Но в последующие недели ничего не случилось, если не считать того, что Лоренцо сменил свое место за общим столом, с тем чтобы Тонио мог видеть его зловещую улыбку.

Между тем занятия с Гвидо шли всегда по одному и тому же заведенному образцу, периодически расцвечиваясь чудесными маленькими победами. Гвидо при этом был с ним холоднее, чем всегда, однако все чаще вывозил Тонио с собой по вечерам.

Они посещали комические оперы, которые Тонио нравились больше, чем он мог ожидать (поскольку в них редко участвовали певцы-кастраты), и представления все той же трагической оперы в театре Сан-Бартоломео.

После того первого случая, однако, Тонио уже не сопровождал Гвидо на балы или званые вечера.

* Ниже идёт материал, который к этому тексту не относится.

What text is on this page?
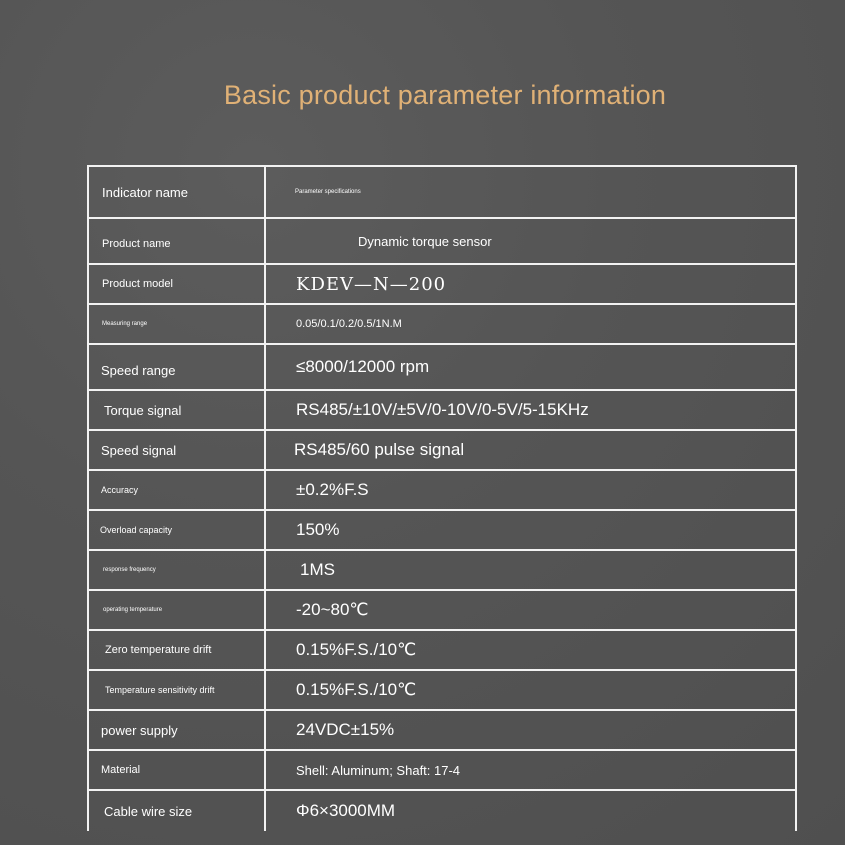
Basic product parameter information
Indicator name	Parameter specifications
Product name	Dynamic torque sensor
Product model	KDEV—N—200
Measuring range	0.05/0.1/0.2/0.5/1N.M
Speed range	≤8000/12000 rpm
Torque signal	RS485/±10V/±5V/0-10V/0-5V/5-15KHz
Speed signal	RS485/60 pulse signal
Accuracy	±0.2%F.S
Overload capacity	150%
response frequency	1MS
operating temperature	-20~80℃
Zero temperature drift	0.15%F.S./10℃
Temperature sensitivity drift	0.15%F.S./10℃
power supply	24VDC±15%
Material	Shell: Aluminum; Shaft: 17-4
Cable wire size	Φ6×3000MM
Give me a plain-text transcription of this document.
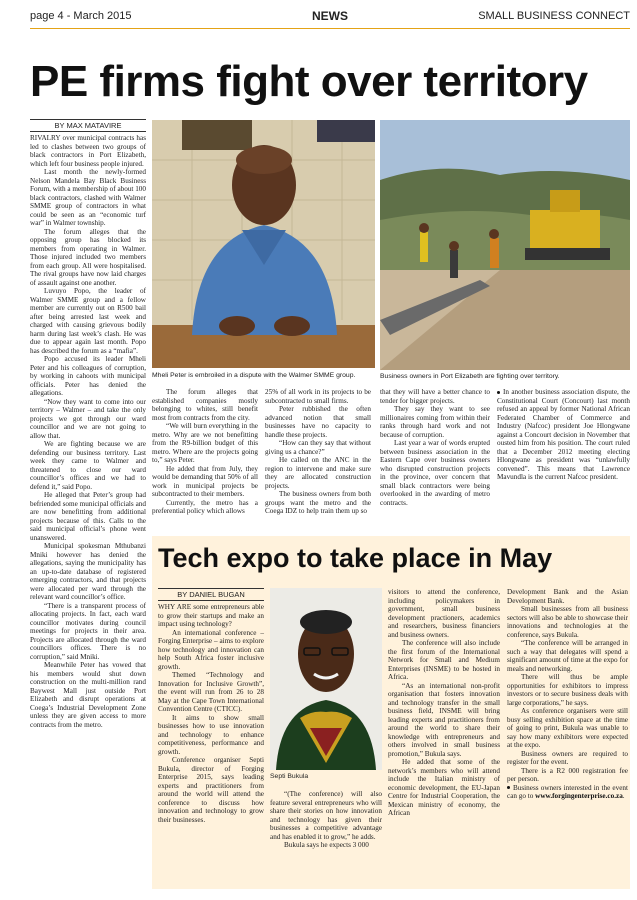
page 4 - March 2015	NEWS	SMALL BUSINESS CONNECT
PE firms fight over territory
BY MAX MATAVIRE

RIVALRY over municipal contracts has led to clashes between two groups of black contractors in Port Elizabeth, which left four business people injured.

Last month the newly-formed Nelson Mandela Bay Black Business Forum, with a membership of about 100 black contractors, clashed with Walmer SMME group of contractors in what could be seen as an “economic turf war” in Walmer township.

The forum alleges that the opposing group has blocked its members from operating in Walmer. Those injured included two members from each group. All were hospitalised. The rival groups have now laid charges of assault against one another.

Luvuyo Popo, the leader of Walmer SMME group and a fellow member are currently out on R500 bail after being arrested last week and charged with causing grievous bodily harm during last week’s clash. He was due to appear again last month. Popo has described the forum as a “mafia”.

Popo accused its leader Mheli Peter and his colleagues of corruption, by working in cahoots with municipal officials. Peter has denied the allegations.

“Now they want to come into our territory – Walmer – and take the only projects we got through our ward councillor and we are not going to allow that.

We are fighting because we are defending our business territory. Last week they came to Walmer and threatened to close our ward councillor’s offices and we had to defend it,” said Popo.

He alleged that Peter’s group had befriended some municipal officials and are now benefitting from additional projects because of this. Calls to the said municipal official’s phone went unanswered.

Municipal spokesman Mthubanzi Mniki however has denied the allegations, saying the municipality has an up-to-date database of registered emerging contractors, and that projects were allocated per ward through the relevant ward councillor’s office.

“There is a transparent process of allocating projects. In fact, each ward councillor motivates during council meetings for projects in their area. Projects are allocated through the ward councillors offices. There is no corruption,” said Mniki.

Meanwhile Peter has vowed that his members would shut down construction on the multi-million rand Baywest Mall just outside Port Elizabeth and disrupt operations at Coega’s Industrial Development Zone unless they are given access to more contracts from the metro.

Mheli Peter is embroiled in a dispute with the Walmer SMME group.	Business owners in Port Elizabeth are fighting over territory.

The forum alleges that established companies mostly belonging to whites, still benefit most from contracts from the city.

“We will burn everything in the metro. Why are we not benefitting from the R9-billion budget of this metro. Where are the projects going to,” says Peter.

He added that from July, they would be demanding that 50% of all work in municipal projects be subcontracted to their members.

Currently, the metro has a preferential policy which allows

25% of all work in its projects to be subcontracted to small firms.

Peter rubbished the often advanced notion that small businesses have no capacity to handle these projects.

“How can they say that without giving us a chance?”

He called on the ANC in the region to intervene and make sure they are allocated construction projects.

The business owners from both groups want the metro and the Coega IDZ to help train them up so

that they will have a better chance to tender for bigger projects.

They say they want to see millionaires coming from within their ranks through hard work and not because of corruption.

Last year a war of words erupted between business association in the Eastern Cape over business owners who disrupted construction projects in the province, over concern that small black contractors were being overlooked in the awarding of metro contracts.

In another business association dispute, the Constitutional Court (Concourt) last month refused an appeal by former National African Federated Chamber of Commerce and Industry (Nafcoc) president Joe Hlongwane against a Concourt decision in November that ousted him from his position. The court ruled that a December 2012 meeting electing Hlongwane as president was “unlawfully convened”. This means that Lawrence Mavundla is the current Nafcoc president.

Tech expo to take place in May
BY DANIEL BUGAN

WHY ARE some entrepreneurs able to grow their startups and make an impact using technology?

An international conference – Forging Enterprise – aims to explore how technology and innovation can help South Africa foster inclusive growth.

Themed “Technology and Innovation for Inclusive Growth”, the event will run from 26 to 28 May at the Cape Town International Convention Centre (CTICC).

It aims to show small businesses how to use innovation and technology to enhance competitiveness, performance and growth.

Conference organiser Septi Bukula, director of Forging Enterprise 2015, says leading experts and practitioners from around the world will attend the conference to discuss how innovation and technology to grow their businesses.

Septi Bukula

“(The conference) will also feature several entrepreneurs who will share their stories on how innovation and technology has given their businesses a competitive advantage and has enabled it to grow,” he adds.

Bukula says he expects 3 000

visitors to attend the conference, including policymakers in government, small business development practioners, academics and researchers, business financiers and business owners.

The conference will also include the first forum of the International Network for Small and Medium Enterprises (INSME) to be hosted in Africa.

“As an international non-profit organisation that fosters innovation and technology transfer in the small business field, INSME will bring leading experts and practitioners from around the world to share their knowledge with entrepreneurs and others involved in small business promotion,” Bukula says.

He added that some of the network’s members who will attend include the Italian ministry of economic development, the EU-Japan Centre for Industrial Cooperation, the Mexican ministry of economy, the African

Development Bank and the Asian Development Bank.

Small businesses from all business sectors will also be able to showcase their innovations and technologies at the conference, says Bukula.

“The conference will be arranged in such a way that delegates will spend a significant amount of time at the expo for meals and networking.

There will thus be ample opportunities for exhibitors to impress investors or to secure business deals with large corporations,” he says.

As conference organisers were still busy selling exhibition space at the time of going to print, Bukula was unable to say how many exhibitors were expected at the expo.

Business owners are required to register for the event.

There is a R2 000 registration fee per person.

Business owners interested in the event can go to www.forgingenterprise.co.za.
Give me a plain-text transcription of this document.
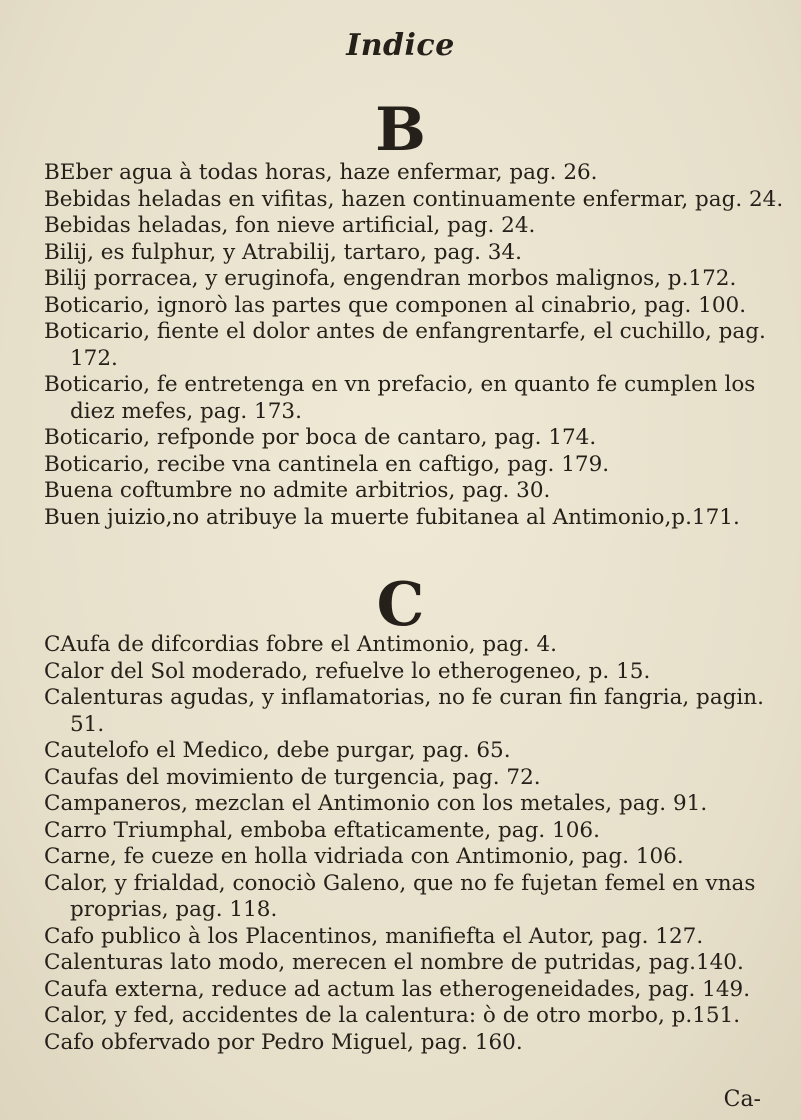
Indice
B

BEber agua à todas horas, haze enfermar, pag. 26.

Bebidas heladas en vifitas, hazen continuamente enfermar, pag. 24.

Bebidas heladas, fon nieve artificial, pag. 24.

Bilij, es fulphur, y Atrabilij, tartaro, pag. 34.

Bilij porracea, y eruginofa, engendran morbos malignos, p.172.

Boticario, ignorò las partes que componen al cinabrio, pag. 100.

Boticario, fiente el dolor antes de enfangrentarfe, el cuchillo, pag. 172.

Boticario, fe entretenga en vn prefacio, en quanto fe cumplen los diez mefes, pag. 173.

Boticario, refponde por boca de cantaro, pag. 174.

Boticario, recibe vna cantinela en caftigo, pag. 179.

Buena coftumbre no admite arbitrios, pag. 30.

Buen juizio,no atribuye la muerte fubitanea al Antimonio,p.171.

C

CAufa de difcordias fobre el Antimonio, pag. 4.

Calor del Sol moderado, refuelve lo etherogeneo, p. 15.

Calenturas agudas, y inflamatorias, no fe curan fin fangria, pagin. 51.

Cautelofo el Medico, debe purgar, pag. 65.

Caufas del movimiento de turgencia, pag. 72.

Campaneros, mezclan el Antimonio con los metales, pag. 91.

Carro Triumphal, emboba eftaticamente, pag. 106.

Carne, fe cueze en holla vidriada con Antimonio, pag. 106.

Calor, y frialdad, conociò Galeno, que no fe fujetan femel en vnas proprias, pag. 118.

Cafo publico à los Placentinos, manifiefta el Autor, pag. 127.

Calenturas lato modo, merecen el nombre de putridas, pag.140.

Caufa externa, reduce ad actum las etherogeneidades, pag. 149.

Calor, y fed, accidentes de la calentura: ò de otro morbo, p.151.

Cafo obfervado por Pedro Miguel, pag. 160.

Ca-
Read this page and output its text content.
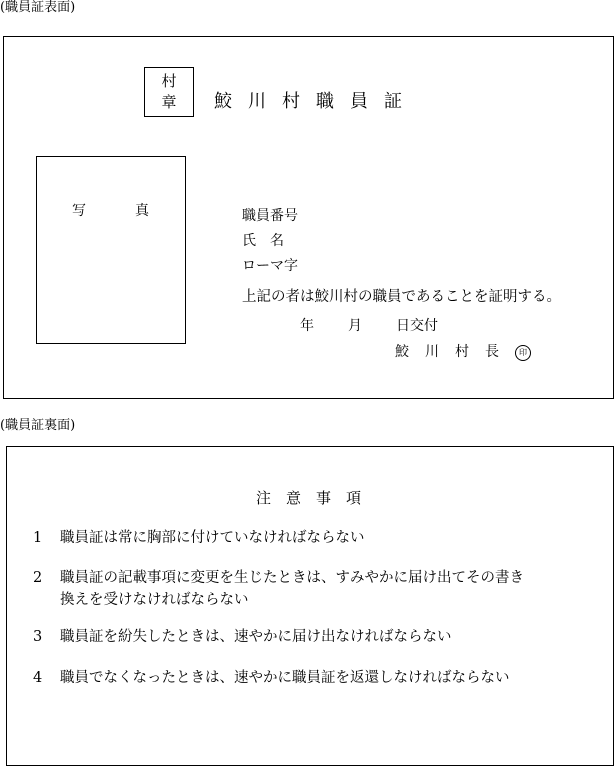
(職員証表面)
村
章 鮫川村職員証
写	真	職員番号
氏　名
ローマ字
上記の者は鮫川村の職員であることを証明する。
年 月 日交付
鮫川村長 印
(職員証裏面)
注意事項
1 職員証は常に胸部に付けていなければならない
2 職員証の記載事項に変更を生じたときは、すみやかに届け出てその書き
換えを受けなければならない
3 職員証を紛失したときは、速やかに届け出なければならない
4 職員でなくなったときは、速やかに職員証を返還しなければならない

Причины этого для маэстро оставались загадкой. Казалось, такая нелюбовь ученика к светской жизни несколько огорчала его. Он холодно говорил, что подобные развлечения были бы хороши для Тонио. На что тот отвечал, что устал или что ему лучше будет позаниматься. Пожав плечами, Гвидо уступал.

Когда случались эти маленькие споры, Тонио кидало в жар и в холод. Стоило ему подумать о женщинах, которые окружили бы его на этих балах, как он испытывал удушающий страх. А потом невольно начинал думать о Беттине в гондоле. Воспоминание было таким ярким, что ему казалось, он чувствует качание лодки, вдыхает запах воды, дышит воздухом Венеции и снова ощущает теплоту, влажность маленькой, покрытой волосами расщелины между ног Беттины, невероятную шелковистость кожи с внутренней стороны бедер, куда он порой приникал лицом.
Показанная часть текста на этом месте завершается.